The Parsing and Evaluation of Analysis Selections (selection) module provides a mechanism that allows selections specified as text, and the engine evaluates them to atoms, or more generally to a set of positions, for one or more sets of coordinates. The selected atoms can depend on the trajectory frame. This allows writing general-purpose analysis tools that only operate on positions, and get a lot of flexibility for free from the selection engine. For example, such tools can readily operate on centers of mass of groups in addition to individual atoms as long as they do not require access to atomic properties.
For people familiar with VMD, the selection syntax is quite familiar, but there are some differences. Not all the keywords supported by VMD are there, and there are some extensions related to the support to evaluate to center-of-mass positions in addition to individual atoms. For old-time GROMACS users, tools that support selections do not generally need make_ndx
.
Structural overview
Central concepts useful for understanding the selection engine are explained below. A graph represents the relations between the different parts, and a textual description of the user-visible components and other concepts follows. The graph also includes an overview of how the selection engine integrates into the Framework for trajectory analysis. When using selections from the analysis framework, the parts in gray are managed by the framework. When using selections outside the framework, it is either possible to use only the core components (shown in the graph as a box), or to also use the selection option mechanisms. In both cases, the caller is responsible of managing all the objects owned by the framework in the graph.

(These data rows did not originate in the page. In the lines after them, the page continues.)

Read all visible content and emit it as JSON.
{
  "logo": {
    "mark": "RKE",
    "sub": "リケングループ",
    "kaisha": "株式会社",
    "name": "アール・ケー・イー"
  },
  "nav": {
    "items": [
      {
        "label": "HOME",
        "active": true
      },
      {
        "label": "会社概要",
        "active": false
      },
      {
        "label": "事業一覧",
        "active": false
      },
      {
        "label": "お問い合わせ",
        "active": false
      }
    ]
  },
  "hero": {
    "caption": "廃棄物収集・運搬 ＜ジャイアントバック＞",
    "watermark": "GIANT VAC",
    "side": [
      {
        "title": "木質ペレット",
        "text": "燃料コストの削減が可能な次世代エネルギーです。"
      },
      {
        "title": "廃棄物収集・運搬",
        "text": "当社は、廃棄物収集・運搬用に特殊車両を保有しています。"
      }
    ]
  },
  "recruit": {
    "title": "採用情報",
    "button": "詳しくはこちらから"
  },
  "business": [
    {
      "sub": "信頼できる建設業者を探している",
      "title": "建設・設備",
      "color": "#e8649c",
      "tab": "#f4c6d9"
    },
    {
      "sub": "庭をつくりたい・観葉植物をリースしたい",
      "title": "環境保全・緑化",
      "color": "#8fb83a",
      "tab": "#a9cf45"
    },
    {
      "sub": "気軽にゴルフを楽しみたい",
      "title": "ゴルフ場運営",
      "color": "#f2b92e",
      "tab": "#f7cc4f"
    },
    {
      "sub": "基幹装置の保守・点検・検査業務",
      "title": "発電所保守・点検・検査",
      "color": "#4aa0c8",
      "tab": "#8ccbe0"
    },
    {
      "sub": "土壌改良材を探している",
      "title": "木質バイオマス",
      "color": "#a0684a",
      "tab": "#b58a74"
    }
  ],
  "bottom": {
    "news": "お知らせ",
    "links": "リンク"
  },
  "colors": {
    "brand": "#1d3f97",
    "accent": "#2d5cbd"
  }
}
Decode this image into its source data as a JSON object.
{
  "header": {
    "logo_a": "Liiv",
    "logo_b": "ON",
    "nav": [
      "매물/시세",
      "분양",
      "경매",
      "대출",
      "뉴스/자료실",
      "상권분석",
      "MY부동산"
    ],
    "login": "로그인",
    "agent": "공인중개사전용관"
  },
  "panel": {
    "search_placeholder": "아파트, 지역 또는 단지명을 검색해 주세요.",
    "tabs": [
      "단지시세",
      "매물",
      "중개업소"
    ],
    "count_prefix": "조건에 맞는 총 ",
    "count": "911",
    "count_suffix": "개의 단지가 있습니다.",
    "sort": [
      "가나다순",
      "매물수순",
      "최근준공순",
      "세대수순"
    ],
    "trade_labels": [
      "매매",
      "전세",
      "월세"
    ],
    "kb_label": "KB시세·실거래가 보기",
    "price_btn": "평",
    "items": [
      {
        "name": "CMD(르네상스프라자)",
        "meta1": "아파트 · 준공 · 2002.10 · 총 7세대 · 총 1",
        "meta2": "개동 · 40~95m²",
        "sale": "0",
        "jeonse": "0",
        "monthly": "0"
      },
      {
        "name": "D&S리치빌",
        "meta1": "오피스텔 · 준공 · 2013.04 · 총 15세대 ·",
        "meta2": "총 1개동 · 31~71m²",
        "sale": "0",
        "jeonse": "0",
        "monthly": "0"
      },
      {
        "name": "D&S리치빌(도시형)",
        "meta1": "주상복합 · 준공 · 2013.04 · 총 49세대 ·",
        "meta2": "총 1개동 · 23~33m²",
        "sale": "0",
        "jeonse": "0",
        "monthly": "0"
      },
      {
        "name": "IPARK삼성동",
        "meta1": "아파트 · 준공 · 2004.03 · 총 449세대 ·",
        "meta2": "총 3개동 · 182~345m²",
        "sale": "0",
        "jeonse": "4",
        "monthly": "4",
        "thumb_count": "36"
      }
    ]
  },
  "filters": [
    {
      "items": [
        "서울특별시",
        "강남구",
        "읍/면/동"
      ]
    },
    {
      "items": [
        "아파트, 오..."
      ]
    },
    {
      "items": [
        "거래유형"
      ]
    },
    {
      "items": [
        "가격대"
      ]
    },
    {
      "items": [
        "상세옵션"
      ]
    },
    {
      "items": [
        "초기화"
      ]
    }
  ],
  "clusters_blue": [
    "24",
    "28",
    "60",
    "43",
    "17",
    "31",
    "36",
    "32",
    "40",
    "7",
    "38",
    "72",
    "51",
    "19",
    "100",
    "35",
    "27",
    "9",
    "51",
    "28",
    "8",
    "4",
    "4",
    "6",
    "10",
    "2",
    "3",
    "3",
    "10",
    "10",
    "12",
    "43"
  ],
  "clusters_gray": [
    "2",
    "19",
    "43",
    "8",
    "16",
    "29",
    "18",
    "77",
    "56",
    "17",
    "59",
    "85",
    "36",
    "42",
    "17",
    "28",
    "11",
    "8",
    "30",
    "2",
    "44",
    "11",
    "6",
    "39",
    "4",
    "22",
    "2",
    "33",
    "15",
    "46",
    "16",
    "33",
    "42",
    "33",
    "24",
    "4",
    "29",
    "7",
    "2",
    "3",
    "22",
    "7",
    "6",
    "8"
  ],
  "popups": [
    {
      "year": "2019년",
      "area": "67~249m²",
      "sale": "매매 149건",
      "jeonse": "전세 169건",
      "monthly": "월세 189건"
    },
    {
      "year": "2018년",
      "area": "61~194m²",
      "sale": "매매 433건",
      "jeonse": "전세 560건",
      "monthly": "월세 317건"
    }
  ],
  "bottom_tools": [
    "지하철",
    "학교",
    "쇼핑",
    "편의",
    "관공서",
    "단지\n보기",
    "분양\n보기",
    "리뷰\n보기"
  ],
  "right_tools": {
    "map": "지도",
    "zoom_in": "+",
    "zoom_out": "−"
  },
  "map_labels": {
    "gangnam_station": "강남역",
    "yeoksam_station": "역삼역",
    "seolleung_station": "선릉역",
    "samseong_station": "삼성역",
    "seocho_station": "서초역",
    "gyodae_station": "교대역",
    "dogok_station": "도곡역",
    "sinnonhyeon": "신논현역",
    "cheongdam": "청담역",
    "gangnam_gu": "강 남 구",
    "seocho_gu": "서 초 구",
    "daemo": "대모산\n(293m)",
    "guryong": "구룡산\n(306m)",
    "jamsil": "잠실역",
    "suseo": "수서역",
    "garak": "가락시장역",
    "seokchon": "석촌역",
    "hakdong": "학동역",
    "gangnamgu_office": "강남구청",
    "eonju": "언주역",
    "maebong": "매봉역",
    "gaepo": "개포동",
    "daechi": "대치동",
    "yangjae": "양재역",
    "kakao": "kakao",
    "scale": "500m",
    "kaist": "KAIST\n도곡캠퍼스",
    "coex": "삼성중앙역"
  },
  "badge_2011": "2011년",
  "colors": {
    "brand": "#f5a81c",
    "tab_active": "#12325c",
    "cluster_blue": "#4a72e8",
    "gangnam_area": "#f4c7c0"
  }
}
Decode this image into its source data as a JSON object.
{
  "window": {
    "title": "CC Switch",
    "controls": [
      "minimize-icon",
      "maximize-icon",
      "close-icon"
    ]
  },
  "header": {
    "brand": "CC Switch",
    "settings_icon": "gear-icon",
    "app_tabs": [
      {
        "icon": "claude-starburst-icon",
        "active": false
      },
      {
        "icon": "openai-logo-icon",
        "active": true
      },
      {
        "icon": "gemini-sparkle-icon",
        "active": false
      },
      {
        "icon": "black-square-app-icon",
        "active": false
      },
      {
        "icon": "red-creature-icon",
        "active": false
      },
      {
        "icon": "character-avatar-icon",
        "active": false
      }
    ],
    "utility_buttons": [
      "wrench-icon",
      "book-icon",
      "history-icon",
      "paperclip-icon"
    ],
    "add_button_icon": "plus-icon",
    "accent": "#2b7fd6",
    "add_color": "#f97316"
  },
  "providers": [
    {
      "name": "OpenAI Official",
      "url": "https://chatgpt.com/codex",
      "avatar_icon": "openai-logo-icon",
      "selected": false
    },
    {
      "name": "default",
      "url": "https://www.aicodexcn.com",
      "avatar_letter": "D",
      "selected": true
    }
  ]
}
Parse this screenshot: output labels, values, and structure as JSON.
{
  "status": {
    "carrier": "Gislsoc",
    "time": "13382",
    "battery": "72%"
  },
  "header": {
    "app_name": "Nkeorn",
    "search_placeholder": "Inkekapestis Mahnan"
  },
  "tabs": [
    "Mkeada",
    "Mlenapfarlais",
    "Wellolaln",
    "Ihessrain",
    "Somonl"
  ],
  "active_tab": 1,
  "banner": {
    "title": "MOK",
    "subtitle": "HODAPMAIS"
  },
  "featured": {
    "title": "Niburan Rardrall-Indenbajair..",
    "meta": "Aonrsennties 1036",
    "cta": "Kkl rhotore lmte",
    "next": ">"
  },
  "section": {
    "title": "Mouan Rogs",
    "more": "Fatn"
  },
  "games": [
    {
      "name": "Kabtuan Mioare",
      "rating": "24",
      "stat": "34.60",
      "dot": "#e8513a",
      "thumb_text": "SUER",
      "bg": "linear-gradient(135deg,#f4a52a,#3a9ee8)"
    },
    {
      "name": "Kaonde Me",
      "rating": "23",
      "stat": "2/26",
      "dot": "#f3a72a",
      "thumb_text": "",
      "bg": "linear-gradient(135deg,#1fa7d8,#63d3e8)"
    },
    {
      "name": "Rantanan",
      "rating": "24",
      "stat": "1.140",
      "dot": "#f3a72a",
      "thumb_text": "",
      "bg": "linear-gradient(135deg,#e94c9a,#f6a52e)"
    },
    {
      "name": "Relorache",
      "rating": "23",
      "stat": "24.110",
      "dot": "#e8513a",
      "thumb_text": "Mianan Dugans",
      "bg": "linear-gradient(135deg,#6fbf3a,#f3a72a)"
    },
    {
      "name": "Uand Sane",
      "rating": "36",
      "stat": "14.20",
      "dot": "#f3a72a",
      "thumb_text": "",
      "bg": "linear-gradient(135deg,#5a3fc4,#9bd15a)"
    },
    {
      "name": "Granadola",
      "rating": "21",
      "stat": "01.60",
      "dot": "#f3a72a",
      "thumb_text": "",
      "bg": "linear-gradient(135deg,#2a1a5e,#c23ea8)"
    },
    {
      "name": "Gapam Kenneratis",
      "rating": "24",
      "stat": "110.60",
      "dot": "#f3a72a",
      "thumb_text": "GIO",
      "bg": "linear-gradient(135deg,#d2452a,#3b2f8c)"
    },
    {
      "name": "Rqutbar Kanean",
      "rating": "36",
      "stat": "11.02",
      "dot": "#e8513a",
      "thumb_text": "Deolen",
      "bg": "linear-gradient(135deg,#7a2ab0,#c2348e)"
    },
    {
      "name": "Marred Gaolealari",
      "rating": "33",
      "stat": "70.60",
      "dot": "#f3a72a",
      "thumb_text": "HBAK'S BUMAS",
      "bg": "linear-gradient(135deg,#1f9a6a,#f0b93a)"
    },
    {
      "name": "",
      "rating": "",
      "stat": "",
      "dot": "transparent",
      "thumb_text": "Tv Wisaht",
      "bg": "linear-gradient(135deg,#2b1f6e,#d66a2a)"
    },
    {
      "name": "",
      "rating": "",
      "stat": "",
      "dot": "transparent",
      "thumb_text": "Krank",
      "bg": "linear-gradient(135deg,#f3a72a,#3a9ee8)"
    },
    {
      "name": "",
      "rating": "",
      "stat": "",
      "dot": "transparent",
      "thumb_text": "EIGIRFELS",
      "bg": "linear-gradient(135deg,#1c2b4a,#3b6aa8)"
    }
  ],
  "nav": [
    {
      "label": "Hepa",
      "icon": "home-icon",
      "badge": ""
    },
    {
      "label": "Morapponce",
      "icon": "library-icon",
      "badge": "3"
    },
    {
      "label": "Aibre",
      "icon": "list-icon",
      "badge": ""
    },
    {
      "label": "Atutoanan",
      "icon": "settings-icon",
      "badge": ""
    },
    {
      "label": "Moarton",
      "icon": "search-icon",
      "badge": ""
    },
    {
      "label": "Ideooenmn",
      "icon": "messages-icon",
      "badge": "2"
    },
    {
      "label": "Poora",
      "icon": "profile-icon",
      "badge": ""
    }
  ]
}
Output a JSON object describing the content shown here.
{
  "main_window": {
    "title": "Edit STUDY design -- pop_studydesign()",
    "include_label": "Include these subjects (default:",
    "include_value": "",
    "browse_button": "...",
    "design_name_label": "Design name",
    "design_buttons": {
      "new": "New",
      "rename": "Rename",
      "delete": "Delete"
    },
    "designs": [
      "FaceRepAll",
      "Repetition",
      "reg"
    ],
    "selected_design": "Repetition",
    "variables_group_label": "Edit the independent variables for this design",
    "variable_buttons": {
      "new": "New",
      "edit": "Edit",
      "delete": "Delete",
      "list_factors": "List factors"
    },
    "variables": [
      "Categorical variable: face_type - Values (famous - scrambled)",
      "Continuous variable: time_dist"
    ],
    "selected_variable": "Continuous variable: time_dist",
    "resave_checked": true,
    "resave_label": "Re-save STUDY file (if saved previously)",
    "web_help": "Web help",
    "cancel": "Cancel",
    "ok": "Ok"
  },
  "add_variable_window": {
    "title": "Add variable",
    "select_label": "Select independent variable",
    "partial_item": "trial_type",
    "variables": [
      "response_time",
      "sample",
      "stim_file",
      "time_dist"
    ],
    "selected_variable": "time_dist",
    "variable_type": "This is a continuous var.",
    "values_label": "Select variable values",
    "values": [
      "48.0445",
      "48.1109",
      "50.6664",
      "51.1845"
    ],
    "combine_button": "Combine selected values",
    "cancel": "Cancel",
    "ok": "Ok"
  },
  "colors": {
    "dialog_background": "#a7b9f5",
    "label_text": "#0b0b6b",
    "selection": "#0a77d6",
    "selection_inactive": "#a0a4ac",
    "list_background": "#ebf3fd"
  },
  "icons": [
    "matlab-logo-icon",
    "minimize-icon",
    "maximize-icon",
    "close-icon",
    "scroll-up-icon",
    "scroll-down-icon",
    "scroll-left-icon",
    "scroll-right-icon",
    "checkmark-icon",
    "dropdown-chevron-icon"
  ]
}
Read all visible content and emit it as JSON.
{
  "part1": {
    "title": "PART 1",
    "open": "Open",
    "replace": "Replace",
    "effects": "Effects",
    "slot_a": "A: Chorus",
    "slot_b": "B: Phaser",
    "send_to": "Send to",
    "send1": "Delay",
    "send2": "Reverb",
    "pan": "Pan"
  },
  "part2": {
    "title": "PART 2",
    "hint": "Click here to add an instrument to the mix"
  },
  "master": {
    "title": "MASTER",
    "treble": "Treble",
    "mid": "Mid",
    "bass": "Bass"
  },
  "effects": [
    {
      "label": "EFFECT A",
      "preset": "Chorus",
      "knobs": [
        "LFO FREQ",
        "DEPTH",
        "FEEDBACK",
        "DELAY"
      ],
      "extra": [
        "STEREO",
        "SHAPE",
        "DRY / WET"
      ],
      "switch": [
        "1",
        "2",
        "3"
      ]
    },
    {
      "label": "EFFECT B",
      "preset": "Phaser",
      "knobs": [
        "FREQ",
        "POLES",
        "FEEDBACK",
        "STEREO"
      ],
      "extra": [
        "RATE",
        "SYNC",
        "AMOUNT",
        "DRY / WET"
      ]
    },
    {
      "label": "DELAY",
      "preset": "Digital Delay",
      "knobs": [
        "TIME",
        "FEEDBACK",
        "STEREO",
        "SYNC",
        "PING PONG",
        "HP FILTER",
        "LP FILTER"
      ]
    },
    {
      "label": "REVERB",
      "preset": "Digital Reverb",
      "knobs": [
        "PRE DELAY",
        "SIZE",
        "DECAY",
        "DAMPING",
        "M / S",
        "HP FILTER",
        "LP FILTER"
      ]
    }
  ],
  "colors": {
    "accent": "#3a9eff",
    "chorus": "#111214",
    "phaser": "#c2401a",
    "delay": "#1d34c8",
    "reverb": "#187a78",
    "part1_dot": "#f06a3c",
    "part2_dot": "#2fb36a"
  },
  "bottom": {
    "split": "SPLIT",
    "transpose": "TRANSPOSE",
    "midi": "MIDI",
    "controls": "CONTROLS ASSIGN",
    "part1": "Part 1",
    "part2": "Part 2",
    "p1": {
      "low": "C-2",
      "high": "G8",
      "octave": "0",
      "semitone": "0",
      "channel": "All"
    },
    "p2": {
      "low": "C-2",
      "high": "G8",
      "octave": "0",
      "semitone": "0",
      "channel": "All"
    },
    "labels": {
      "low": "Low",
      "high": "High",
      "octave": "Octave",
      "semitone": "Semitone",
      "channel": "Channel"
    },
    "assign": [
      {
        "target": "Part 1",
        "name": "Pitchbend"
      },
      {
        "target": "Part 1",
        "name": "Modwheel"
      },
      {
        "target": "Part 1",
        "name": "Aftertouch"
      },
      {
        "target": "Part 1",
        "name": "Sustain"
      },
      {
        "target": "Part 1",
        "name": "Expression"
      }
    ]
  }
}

- selection: Evaluates to a single list of selection positions. Note in particular that the output is positions, not a list of atoms. A tool can accept one or more selections, and expect different semantics for different selections.
- dynamic selection: The word dynamic refers to selections for which the set of positions (instead of only the positions themselves) depends on the input coordinates.
- selection position: A single coordinate as returned by a selection. This can correspond to an individual atom, but also to a collective coordinate such as a center of mass of a group of atoms. In addition to the output coordinates, the position provides information about the atoms that constitute it, and metadata that allows one to associate positions between different frames if different positions are returned at the same time.
- selection collection: Group of selections that are processed as a unit against the same topology and sets of coordinates. In the analysis framework, there is always a single selection collection managed by the framework.
- selection variable: When providing selections through text, it is possible to create variables and use them as part of selections. This makes it easier to write repetitive selections by making complex common subexpressions into variables. This also provides optimization opportunities for the selection engine: the variable value is not repeatedly evaluated. Variables always exist in the context of a selection collection.
- selection object: When a selection is parsed (see below), the selection collection gives a handle to the selection as a selection object. This handle is valid for the lifetime of the selection collection, and can be used to access information about the selection. Operations on the selection collection (compilation and evaluation, see below) alter the values returned by the selection objects.
- selection option: A special type of command-line option that directly returns selection objects. This higher-level construct is used by the analysis framework to provide a convenient interface for analysis tools: they can simply declare one or more selection options, and get a list of selection objects as a return value for each of these. Other parts of the selection engine are managed by the framework.
Core selection engine
The core of the selection engine is the selection collection object. The graph below shows how it handles selections. The operations that the collection object supports and their sequence is shown in the boxes in the middle. Inputs are shown at top, and outputs at the bottom.
- parsing: after creating an empty selection collection, selections need to be parsed from text. As a result, the selection collection initializes an internal data object to hold some basic information about the selections, and returns selection objects as a handle to this data. It is possible to parse more than one set of selections into the same collection by calling the parsing methods more than once. The input string to parsing can also contain variable declarations, which get added into the collection and can be used in later calls to the parser.
compilation: when all selections are parsed, the whole selection collection is compiled. This analyzes the provided selections, and evaluates all parts that do not depend on atom coordinates (e.g., (sub)selections based on atom or residue names). After compilation, the coordinates in the output positions are not initialized, but all other information is initialized as if all atoms satisfied any dynamic conditions. This means that any subsequent evaluation will return a subset of the positions returned at this point. The caller can use this information to check the selections for validity and allocate memory for its own processing. Compilation also allocates all the memory necessary to do the evaluation.
In the figure, topology is shown as input to the compilation, but generally it can be set at any point before the compilation. If the selection text does not require any information from the topology for evaluation, it is sufficient to set only the atom count.
- evaluation: after the selections are compiled, they can be evaluated for one or more sets of atom coordinates. This updates the set of positions accessible through the selection objects. For dynamic selections, the group of positions can change; for static selections, only the coordinates of the positions are updated.
- final evaluation: This returns the selections to the state they were after compilation, i.e., to the maximum possible set of positions. The coordinates of the positions are again uninitialized, but other information is available. The caller can use this information to do post-processing and, e.g., produce labels in its output based on the selection positions.